BEIRUT: Lebanese politicians have been accused of skipping the queue for the coronavirus vaccine, with the World Bank joining a condemnation chorus on Tuesday and threatening to suspend its multi-million dollar support for the country’s vaccination campaign. country.
Controversy erupted after some MPs secretly received the blow from COVID-19 in the parliament building – although they were not among the priority groups.
Claims of favoritism have increased after it was revealed that President Michel Aoun and his wife were vaccinated last Friday by a medical team sent to Baabda Palace.
These allegations have added to the widespread frustration of the Lebanese at the delays and failures of the vaccination campaign.
World Bank Regional Director Saroj Kumar Jha tweeted that if the allegations turned out to be true, “it would be a violation of the national plan.”
He warned the bank could halt funding for vaccines and support for the country’s response to the coronavirus.
“I call on everyone, I mean everyone, whatever your position, to register and wait your turn,” Jha added.

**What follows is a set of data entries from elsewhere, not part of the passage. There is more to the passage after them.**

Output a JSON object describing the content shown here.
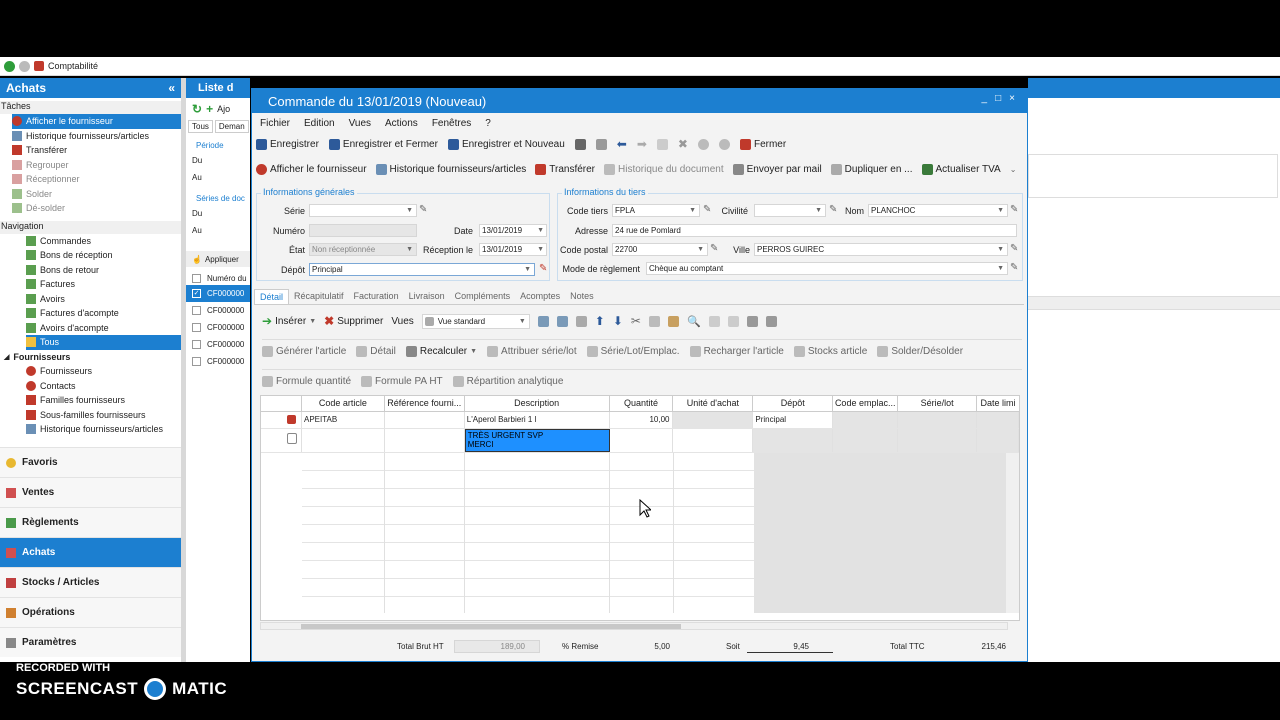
{
  "topbar": {
    "title": "Comptabilité"
  },
  "left": {
    "header": "Achats",
    "collapse": "«",
    "taches_label": "Tâches",
    "taches": [
      {
        "label": "Afficher le fournisseur",
        "selected": true
      },
      {
        "label": "Historique fournisseurs/articles"
      },
      {
        "label": "Transférer"
      },
      {
        "label": "Regrouper",
        "dim": true
      },
      {
        "label": "Réceptionner",
        "dim": true
      },
      {
        "label": "Solder",
        "dim": true
      },
      {
        "label": "Dé-solder",
        "dim": true
      }
    ],
    "navigation_label": "Navigation",
    "nav": [
      {
        "label": "Commandes"
      },
      {
        "label": "Bons de réception"
      },
      {
        "label": "Bons de retour"
      },
      {
        "label": "Factures"
      },
      {
        "label": "Avoirs"
      },
      {
        "label": "Factures d'acompte"
      },
      {
        "label": "Avoirs d'acompte"
      },
      {
        "label": "Tous",
        "selected": true
      }
    ],
    "fournisseurs_label": "Fournisseurs",
    "four": [
      {
        "label": "Fournisseurs"
      },
      {
        "label": "Contacts"
      },
      {
        "label": "Familles fournisseurs"
      },
      {
        "label": "Sous-familles fournisseurs"
      },
      {
        "label": "Historique fournisseurs/articles"
      }
    ],
    "modules": [
      {
        "label": "Favoris"
      },
      {
        "label": "Ventes"
      },
      {
        "label": "Règlements"
      },
      {
        "label": "Achats",
        "active": true
      },
      {
        "label": "Stocks / Articles"
      },
      {
        "label": "Opérations"
      },
      {
        "label": "Paramètres"
      }
    ]
  },
  "mid": {
    "title": "Liste d",
    "ajouter": "Ajo",
    "tabs": [
      "Tous",
      "Deman"
    ],
    "periode": "Période",
    "du": "Du",
    "au": "Au",
    "series": "Séries de doc",
    "du2": "Du",
    "au2": "Au",
    "appliquer": "Appliquer",
    "numero": "Numéro du",
    "rows": [
      "CF000000",
      "CF000000",
      "CF000000",
      "CF000000",
      "CF000000"
    ]
  },
  "dialog": {
    "title": "Commande du 13/01/2019 (Nouveau)",
    "controls": [
      "_",
      "□",
      "×"
    ],
    "menu": [
      "Fichier",
      "Edition",
      "Vues",
      "Actions",
      "Fenêtres",
      "?"
    ],
    "toolbar1": {
      "save": "Enregistrer",
      "save_close": "Enregistrer et Fermer",
      "save_new": "Enregistrer et Nouveau",
      "close": "Fermer"
    },
    "toolbar2": {
      "show_supplier": "Afficher le fournisseur",
      "history": "Historique fournisseurs/articles",
      "transfer": "Transférer",
      "doc_history": "Historique du document",
      "send_mail": "Envoyer par mail",
      "duplicate": "Dupliquer en ...",
      "update_tva": "Actualiser TVA"
    },
    "info_gen": {
      "title": "Informations générales",
      "serie_label": "Série",
      "serie": "",
      "numero_label": "Numéro",
      "numero": "",
      "date_label": "Date",
      "date": "13/01/2019",
      "etat_label": "État",
      "etat": "Non réceptionnée",
      "reception_label": "Réception le",
      "reception": "13/01/2019",
      "depot_label": "Dépôt",
      "depot": "Principal"
    },
    "info_tiers": {
      "title": "Informations du tiers",
      "code_label": "Code tiers",
      "code": "FPLA",
      "civ_label": "Civilité",
      "civ": "",
      "nom_label": "Nom",
      "nom": "PLANCHOC",
      "adr_label": "Adresse",
      "adr": "24 rue de Pomlard",
      "cp_label": "Code postal",
      "cp": "22700",
      "ville_label": "Ville",
      "ville": "PERROS GUIREC",
      "mode_label": "Mode de règlement",
      "mode": "Chèque au comptant"
    },
    "tabs": [
      "Détail",
      "Récapitulatif",
      "Facturation",
      "Livraison",
      "Compléments",
      "Acomptes",
      "Notes"
    ],
    "gridtb1": {
      "insert": "Insérer",
      "delete": "Supprimer",
      "views": "Vues",
      "view_std": "Vue standard"
    },
    "gridtb2": {
      "gen": "Générer l'article",
      "detail": "Détail",
      "recalc": "Recalculer",
      "attr": "Attribuer série/lot",
      "serie": "Série/Lot/Emplac.",
      "reload": "Recharger l'article",
      "stocks": "Stocks article",
      "solder": "Solder/Désolder"
    },
    "gridtb3": {
      "formule_qte": "Formule quantité",
      "formule_pa": "Formule PA HT",
      "repartition": "Répartition analytique"
    },
    "columns": [
      "Code article",
      "Référence fourni...",
      "Description",
      "Quantité",
      "Unité d'achat",
      "Dépôt",
      "Code emplac...",
      "Série/lot",
      "Date limi"
    ],
    "row1": {
      "code": "APEITAB",
      "ref": "",
      "desc": "L'Aperol Barbieri 1 l",
      "qty": "10,00",
      "unit": "",
      "depot": "Principal"
    },
    "row2": {
      "desc1": "TRÈS URGENT SVP",
      "desc2": "MERCI"
    },
    "totals": {
      "brut_label": "Total Brut HT",
      "brut": "189,00",
      "remise_label": "% Remise",
      "remise": "5,00",
      "soit_label": "Soit",
      "soit": "9,45",
      "ttc_label": "Total TTC",
      "ttc": "215,46"
    }
  },
  "recording": {
    "line1": "RECORDED WITH",
    "line2a": "SCREENCAST",
    "line2b": "MATIC"
  }
}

The reallocation of $ 34 million by the World Bank allowed Lebanon to receive its first two batches of approximately 60,000 doses of Pfizer-BioNTech this month. The bank had said it would monitor the vaccine rollout and warned of favoritism.
A number of MPs are believed to have received the vaccine inside the parliament building in violation of an established plan that requires individuals to register through a dedicated platform and then wait for an appointment. to the hospital.

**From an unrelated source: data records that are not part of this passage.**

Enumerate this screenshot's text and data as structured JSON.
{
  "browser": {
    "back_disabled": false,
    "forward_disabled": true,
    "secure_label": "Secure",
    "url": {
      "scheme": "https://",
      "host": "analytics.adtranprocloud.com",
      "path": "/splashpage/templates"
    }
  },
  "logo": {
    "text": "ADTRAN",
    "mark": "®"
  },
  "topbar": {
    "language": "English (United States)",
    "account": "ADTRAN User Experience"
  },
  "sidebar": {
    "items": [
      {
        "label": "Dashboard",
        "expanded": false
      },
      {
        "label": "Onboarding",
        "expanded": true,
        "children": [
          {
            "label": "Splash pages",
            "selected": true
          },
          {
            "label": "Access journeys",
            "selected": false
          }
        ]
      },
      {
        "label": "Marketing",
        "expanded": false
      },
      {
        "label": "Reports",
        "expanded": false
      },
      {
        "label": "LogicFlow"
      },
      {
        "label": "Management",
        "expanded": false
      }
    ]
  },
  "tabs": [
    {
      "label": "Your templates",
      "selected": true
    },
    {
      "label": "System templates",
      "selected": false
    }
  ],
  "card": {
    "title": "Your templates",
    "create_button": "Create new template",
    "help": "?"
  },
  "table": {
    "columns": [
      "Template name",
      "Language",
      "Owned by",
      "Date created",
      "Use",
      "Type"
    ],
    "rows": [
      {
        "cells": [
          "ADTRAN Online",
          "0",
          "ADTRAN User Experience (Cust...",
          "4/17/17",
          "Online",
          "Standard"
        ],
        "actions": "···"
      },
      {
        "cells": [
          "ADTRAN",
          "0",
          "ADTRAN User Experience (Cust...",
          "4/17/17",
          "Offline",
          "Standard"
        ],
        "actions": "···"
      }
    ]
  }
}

The first stage of the vaccination rollout, which entered its 10th day on Tuesday, includes doctors, nurses and paramedics treating patients infected with the virus, as well as those over 75 years of age.
The breach of MPs sparked a furious public reaction on social media under the hashtag #NoWasta (no favoritism).
Dr Abdul Rahman Bizri, head of the National Committee for the Administration of the Coronavirus Vaccine, threatened to resign to protest the violation, but later said he would wait for an official explanation by Wednesday.
Less than two hours later, information leaked to local media that Aoun, along with his wife and 16 people from his presidential team, received the vaccine last Friday.
Jha tweeted: “This is not in line with the national plan agreed with (the) World Bank, and we would record it (as a) violation of the terms and conditions agreed with us for a fair and equitable vaccination. Everyone must register and wait their turn. “
A leaked list of MPs who secretly received the vaccine showed that many were not in priority groups.
Among politicians who sought to justify receiving the coup, Anis Nassar said he registered through the platform and received a phone call from Parliament.
“I was not aware of any violation, and if a violation has occurred, I apologize profusely. Despite this, I am not responsible for what happened.
Parliament secretary general Adnan Daher said vaccinations were overseen by a team from the Ministry of Health and the Lebanese Red Cross.
He said the aim was “to help hospitals avoid overcrowding”.
However, the Red Cross said it had no supervisory or operational role in the vaccination campaign.
“Our teams are present in all vaccination centers exclusively to assist or help citizens aged 75 and over in the event of an emergency,” he explains.
Bizri later said at a press conference: “What happened is a terrible thing and needs to be explained. The World Bank said there would be consequences. The Department of Health made this mistake and must explain it.
He added: “It’s discrimination.”
The head of the Doctors’ Union, Sharaf Abu Sharaf, said that the roll-out of the vaccination “has been slow, chaotic and far from transparent”.
He warned that without an improvement in deployment, Lebanon “faces a great catastrophe”.
“We need to speed up the vaccination plan to achieve collective immunity,” Abu Sharaf said.